ディオール(Dior)は、2019年リゾートコレクションをフランス・パリのシャンティイで発表した。
マリア・グラツィア・キウリが、今季の物語の主役として選んだのは、メキシコの伝統的な女性騎士「エスカラムサ」だ。チャレリアと呼ばれる馬術競技に、男性と同じく果敢に挑む彼女たちは、刺繍で満たされたスカート、大きなハット、フラワーモチーフが踊るフェミニンなコスチュームで鍛え抜かれた強靭な肉体を包んでいる。
太いベルトやウエストラインを強調するジャケットと、軽快に揺れるチュールやレースのスカートによって生まれる、まるでニュールックのようなコントラストの強いシルエットをベースに、幻想的な世界が広がっていく。特に、マリア・グラツィア・キウリが目を付けたのが、フランスの伝統的なテキスタイル、トワル ド ジュイだ。
田園風景をはじめとする日常の美しさを投影するトワル ド ジュイを、今季はより自由な発想でモダンに解釈している。うさぎや馬などの優しい動物たちが草原を走るわけではなく、当時の牧歌的な要素は少ない。曲がりくねって朽ちた木々、そしてライオン、トラ、蛇といった強い動物が登場する風景は、身に着ける女性の内側を示すかのように、ワイルドな部分が垣間見える。
時には「バー」ジャケットやロマンティックなレースブラウスの下で、伸びやかに重なり合うパウダーカラーのチュールに、またある時には、対照的なサファリジャケットに落とし込まれる。形は違えど古典的な美しさを今に蘇らせるという点で共通していて、あくまで毅然とした佇まいで居続ける。そこに加わる、揺らめく繊細なレースと踊るような草花の刺繍は、強さとは対比的にある、女性の“愛”や“優しさ”の表現にも思える。
今季、女性像を具現化するうえで、イメージしたもう一人の人物がいる。

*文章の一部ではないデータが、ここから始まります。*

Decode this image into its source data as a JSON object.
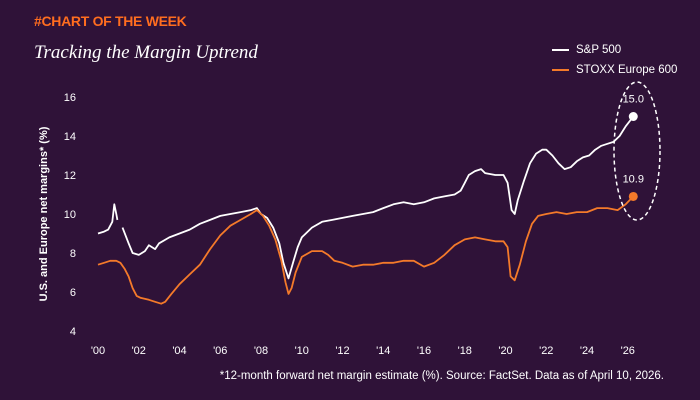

ギリシア神話に登場するアマゾネスだ。女性のみで構成された狩猟部族として知られ、彼女たちもまたジェンダーに捉われない存在だったのだ。キュロットスカートや、1948年春夏オートクチュールコレクションに発表した「Drags」を彷彿されるスカート、メンズシャツも登場していた。
女性騎士の強さを軸に、マリア・グラツィア・キウリがのせた自由で幻想的な物語が紡がれたランウェイ。時代を越えて、彼女が現代によみがえらせたスタイルは、きっと今の女性たちに通ずるものばかりなのではないか。